What is Scaling?
Scaling means the practice of adapting your infrastructure to new load conditions. If you have more load, you scale up to enable the environment to respond swiftly/on-time and avoid node-crash. When things cool down and there isn’t much load, you scale down to optimize your costs. Scaling can be thought of in two ways:
Vertical Scaling: this is when you increase your resources. For example, more memory, more CPU cores, faster disks, etc.
Horizontal scaling: this is when you add more instances to the environment with the same hardware specs. For example, a web application can have two instances at normal times and four at busy ones.
Notice that, depending on your scenario, you can use either or both of the approaches.
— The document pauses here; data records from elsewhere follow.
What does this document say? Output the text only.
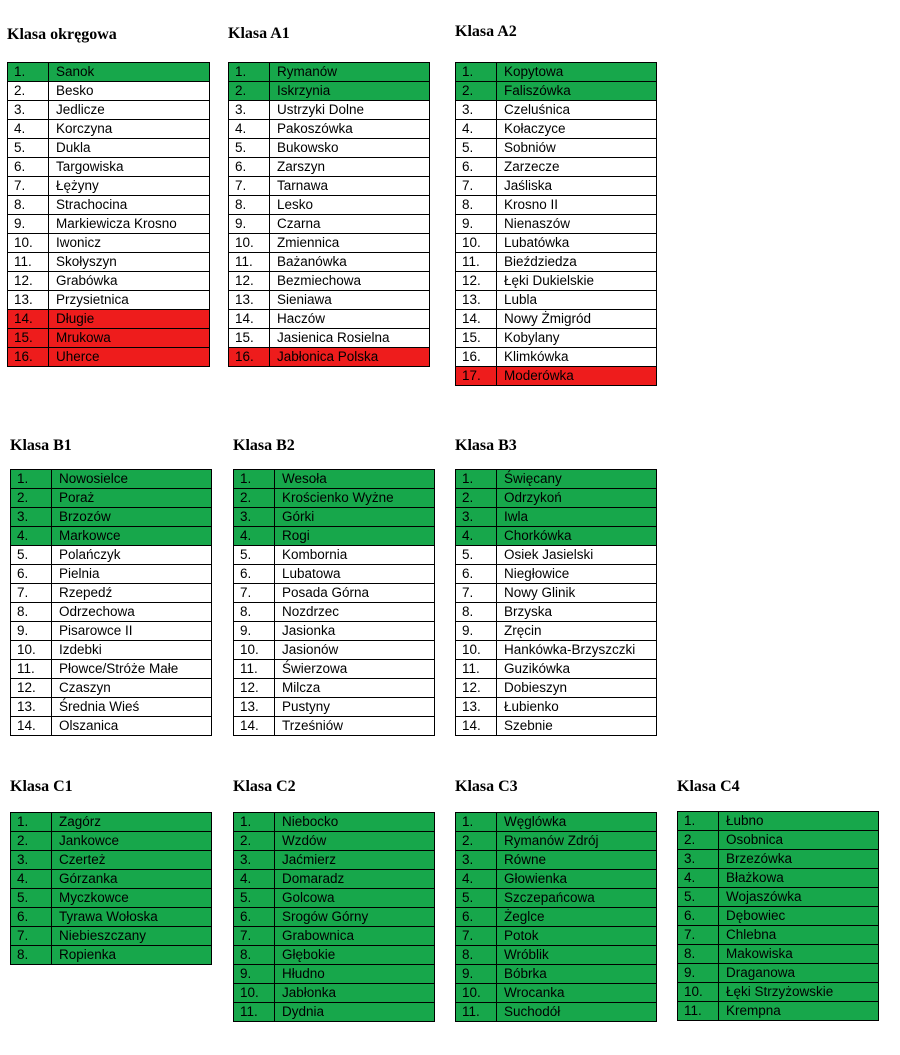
Klasa okręgowa
1.	Sanok
2.	Besko
3.	Jedlicze
4.	Korczyna
5.	Dukla
6.	Targowiska
7.	Łężyny
8.	Strachocina
9.	Markiewicza Krosno
10.	Iwonicz
11.	Skołyszyn
12.	Grabówka
13.	Przysietnica
14.	Długie
15.	Mrukowa
16.	Uherce
Klasa A1
1.	Rymanów
2.	Iskrzynia
3.	Ustrzyki Dolne
4.	Pakoszówka
5.	Bukowsko
6.	Zarszyn
7.	Tarnawa
8.	Lesko
9.	Czarna
10.	Zmiennica
11.	Bażanówka
12.	Bezmiechowa
13.	Sieniawa
14.	Haczów
15.	Jasienica Rosielna
16.	Jabłonica Polska
Klasa A2
1.	Kopytowa
2.	Faliszówka
3.	Czeluśnica
4.	Kołaczyce
5.	Sobniów
6.	Zarzecze
7.	Jaśliska
8.	Krosno II
9.	Nienaszów
10.	Lubatówka
11.	Bieździedza
12.	Łęki Dukielskie
13.	Lubla
14.	Nowy Żmigród
15.	Kobylany
16.	Klimkówka
17.	Moderówka
Klasa B1
1.	Nowosielce
2.	Poraż
3.	Brzozów
4.	Markowce
5.	Polańczyk
6.	Pielnia
7.	Rzepedź
8.	Odrzechowa
9.	Pisarowce II
10.	Izdebki
11.	Płowce/Stróże Małe
12.	Czaszyn
13.	Średnia Wieś
14.	Olszanica
Klasa B2
1.	Wesoła
2.	Krościenko Wyżne
3.	Górki
4.	Rogi
5.	Kombornia
6.	Lubatowa
7.	Posada Górna
8.	Nozdrzec
9.	Jasionka
10.	Jasionów
11.	Świerzowa
12.	Milcza
13.	Pustyny
14.	Trześniów
Klasa B3
1.	Święcany
2.	Odrzykoń
3.	Iwla
4.	Chorkówka
5.	Osiek Jasielski
6.	Niegłowice
7.	Nowy Glinik
8.	Brzyska
9.	Zręcin
10.	Hankówka-Brzyszczki
11.	Guzikówka
12.	Dobieszyn
13.	Łubienko
14.	Szebnie
Klasa C1
1.	Zagórz
2.	Jankowce
3.	Czerteż
4.	Górzanka
5.	Myczkowce
6.	Tyrawa Wołoska
7.	Niebieszczany
8.	Ropienka
Klasa C2
1.	Niebocko
2.	Wzdów
3.	Jaćmierz
4.	Domaradz
5.	Golcowa
6.	Srogów Górny
7.	Grabownica
8.	Głębokie
9.	Hłudno
10.	Jabłonka
11.	Dydnia
Klasa C3
1.	Węglówka
2.	Rymanów Zdrój
3.	Równe
4.	Głowienka
5.	Szczepańcowa
6.	Żeglce
7.	Potok
8.	Wróblik
9.	Bóbrka
10.	Wrocanka
11.	Suchodół
Klasa C4
1.	Łubno
2.	Osobnica
3.	Brzezówka
4.	Błażkowa
5.	Wojaszówka
6.	Dębowiec
7.	Chlebna
8.	Makowiska
9.	Draganowa
10.	Łęki Strzyżowskie
11.	Krempna
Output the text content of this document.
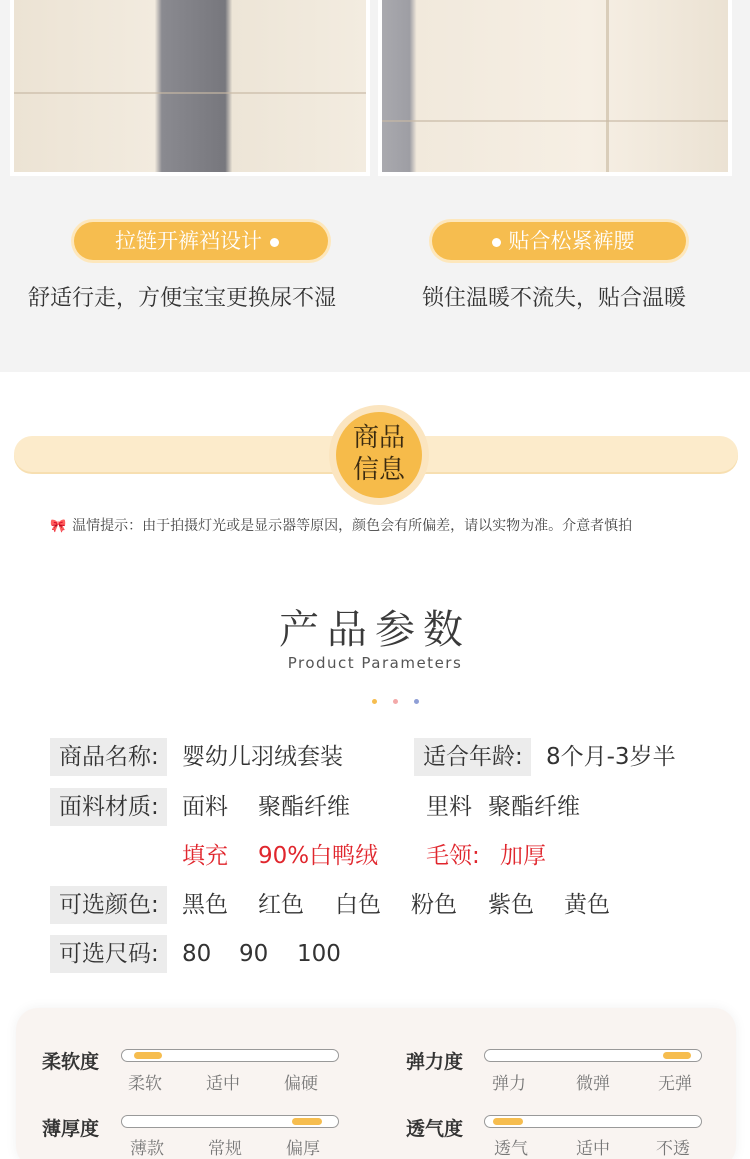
拉链开裤裆设计	贴合松紧裤腰
舒适行走，方便宝宝更换尿不湿	锁住温暖不流失，贴合温暖
商品
信息
🎀 温情提示：由于拍摄灯光或是显示器等原因，颜色会有所偏差，请以实物为准。介意者慎拍
产品参数
Product Parameters
商品名称: 婴幼儿羽绒套装	适合年龄:	8个月-3岁半
面料材质: 面料 聚酯纤维	里料 聚酯纤维
填充 90%白鸭绒 毛领: 加厚
可选颜色: 黑色 红色 白色 粉色 紫色 黄色
可选尺码: 80 90 100
柔软度
柔软	适中	偏硬
弹力度
弹力	微弹	无弹
薄厚度
薄款	常规	偏厚
透气度
透气	适中	不透
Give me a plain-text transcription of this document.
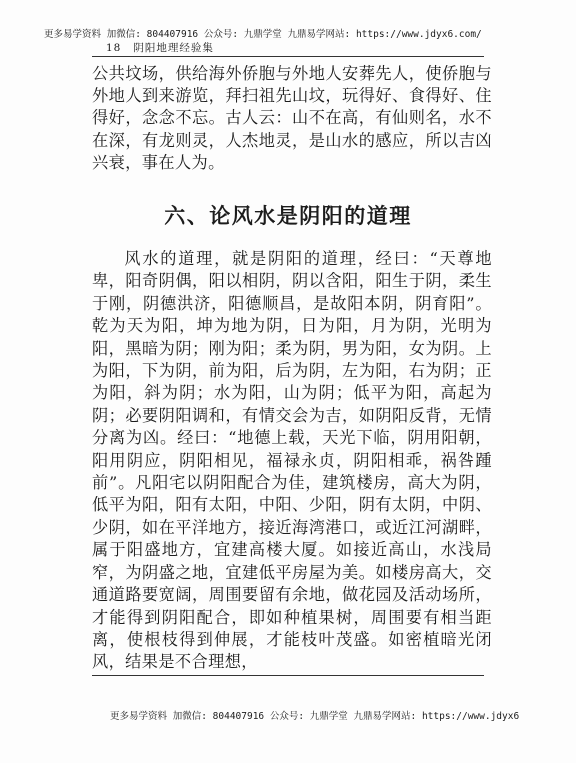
更多易学资料 加微信: 804407916 公众号: 九鼎学堂 九鼎易学网站: https://www.jdyx6.com/
18 阴阳地理经验集

公共坟场，供给海外侨胞与外地人安葬先人，使侨胞与外地人到来游览，拜扫祖先山坟，玩得好、食得好、住得好，念念不忘。古人云：山不在高，有仙则名，水不在深，有龙则灵，人杰地灵，是山水的感应，所以吉凶兴衰，事在人为。

六、论风水是阴阳的道理

风水的道理，就是阴阳的道理，经曰：“天尊地卑，阳奇阴偶，阳以相阴，阴以含阳，阳生于阴，柔生于刚，阴德洪济，阳德顺昌，是故阳本阴，阴育阳”。乾为天为阳，坤为地为阴，日为阳，月为阴，光明为阳，黑暗为阴；刚为阳；柔为阴，男为阳，女为阴。上为阳，下为阴，前为阳，后为阴，左为阳，右为阴；正为阳，斜为阴；水为阳，山为阴；低平为阳，高起为阴；必要阴阳调和，有情交会为吉，如阴阳反背，无情分离为凶。经曰：“地德上载，天光下临，阴用阳朝，阳用阴应，阴阳相见，福禄永贞，阴阳相乖，祸咎踵前”。凡阳宅以阴阳配合为佳，建筑楼房，高大为阴，低平为阳，阳有太阳，中阳、少阳，阴有太阴，中阴、少阴，如在平洋地方，接近海湾港口，或近江河湖畔，属于阳盛地方，宜建高楼大厦。如接近高山，水浅局窄，为阴盛之地，宜建低平房屋为美。如楼房高大，交通道路要宽阔，周围要留有余地，做花园及活动场所，才能得到阴阳配合，即如种植果树，周围要有相当距离，使根枝得到伸展，才能枝叶茂盛。如密植暗光闭风，结果是不合理想，

更多易学资料 加微信: 804407916 公众号: 九鼎学堂 九鼎易学网站: https://www.jdyx6
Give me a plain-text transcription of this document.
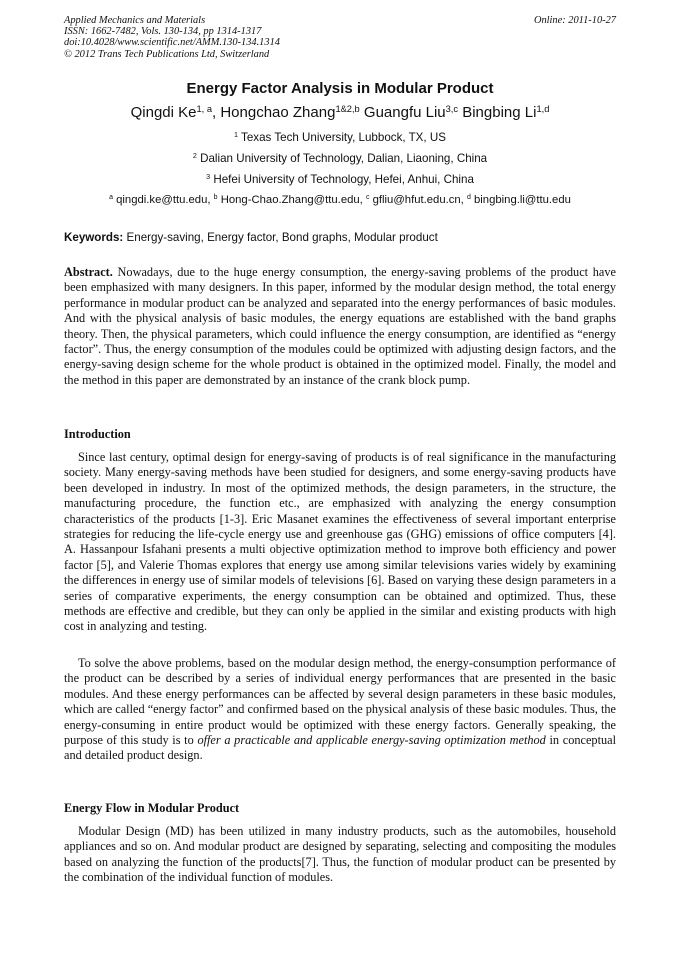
Applied Mechanics and Materials
ISSN: 1662-7482, Vols. 130-134, pp 1314-1317
doi:10.4028/www.scientific.net/AMM.130-134.1314
© 2012 Trans Tech Publications Ltd, Switzerland
Online: 2011-10-27
Energy Factor Analysis in Modular Product
Qingdi Ke$^{1, a}$, Hongchao Zhang$^{1\&2,b}$ Guangfu Liu$^{3,c}$ Bingbing Li$^{1,d}$
$^1$ Texas Tech University, Lubbock, TX, US
$^2$ Dalian University of Technology, Dalian, Liaoning, China
$^3$ Hefei University of Technology, Hefei, Anhui, China
$^a$ qingdi.ke@ttu.edu, $^b$ Hong-Chao.Zhang@ttu.edu, $^c$ gfliu@hfut.edu.cn, $^d$ bingbing.li@ttu.edu
Keywords: Energy-saving, Energy factor, Bond graphs, Modular product
Abstract. Nowadays, due to the huge energy consumption, the energy-saving problems of the product have been emphasized with many designers. In this paper, informed by the modular design method, the total energy performance in modular product can be analyzed and separated into the energy performances of basic modules. And with the physical analysis of basic modules, the energy equations are established with the band graphs theory. Then, the physical parameters, which could influence the energy consumption, are identified as “energy factor”. Thus, the energy consumption of the modules could be optimized with adjusting design factors, and the energy-saving design scheme for the whole product is obtained in the optimized model. Finally, the model and the method in this paper are demonstrated by an instance of the crank block pump.
Introduction
Since last century, optimal design for energy-saving of products is of real significance in the manufacturing society. Many energy-saving methods have been studied for designers, and some energy-saving products have been developed in industry. In most of the optimized methods, the design parameters, in the structure, the manufacturing procedure, the function etc., are emphasized with analyzing the energy consumption characteristics of the products [1-3]. Eric Masanet examines the effectiveness of several important enterprise strategies for reducing the life-cycle energy use and greenhouse gas (GHG) emissions of office computers [4]. A. Hassanpour Isfahani presents a multi objective optimization method to improve both efficiency and power factor [5], and Valerie Thomas explores that energy use among similar televisions varies widely by examining the differences in energy use of similar models of televisions [6]. Based on varying these design parameters in a series of comparative experiments, the energy consumption can be obtained and optimized. Thus, these methods are effective and credible, but they can only be applied in the similar and existing products with high cost in analyzing and testing.
To solve the above problems, based on the modular design method, the energy-consumption performance of the product can be described by a series of individual energy performances that are presented in the basic modules. And these energy performances can be affected by several design parameters in these basic modules, which are called “energy factor” and confirmed based on the physical analysis of these basic modules. Thus, the energy-consuming in entire product would be optimized with these energy factors. Generally speaking, the purpose of this study is to offer a practicable and applicable energy-saving optimization method in conceptual and detailed product design.
Energy Flow in Modular Product
Modular Design (MD) has been utilized in many industry products, such as the automobiles, household appliances and so on. And modular product are designed by separating, selecting and compositing the modules based on analyzing the function of the products[7]. Thus, the function of modular product can be presented by the combination of the individual function of modules.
However, sometimes the problem is when to scale. Traditionally, how much resources the cluster should have or how many nodes should be spawned were design-time decisions. The decisions were a result of lots of trial and error. Once the application is launched, a human operator would watch over the different metrics, particularly the CPU, to decide whether or not a scaling action is required. With the advent of cloud computing, scaling became as easy as a mouse click or a command. But still, it had to be done manually. Kubernetes is capable of automatically scaling up or down based on CPU utilization as well as other custom application metrics that you can define. In this article, we will discuss how you can optimize your application for autoscaling using the Horizontal Pod Autoscaling. Also how you can use Kubernetes on a cloud provider to increase the number of worker nodes if necessary.
How Horizontal Pod Autoscaling (HPA) Works
Controllers like Deployments and ReplicaSets allow you to have more than one replica for the Pods they are managing. This number can be managed automatically by the Horizontal controller. You enable the Horizontal controller through the HorizontalPodAutoscaler resource. Like other controllers, the HPA periodically scans the Pod metrics and the current number of replicas. If there’s a need for more Pods, it increases the number of replicas for the target controller (Deployment, ReplicaSet, or StatefulSet). Let’s discuss this operation in a little more detail.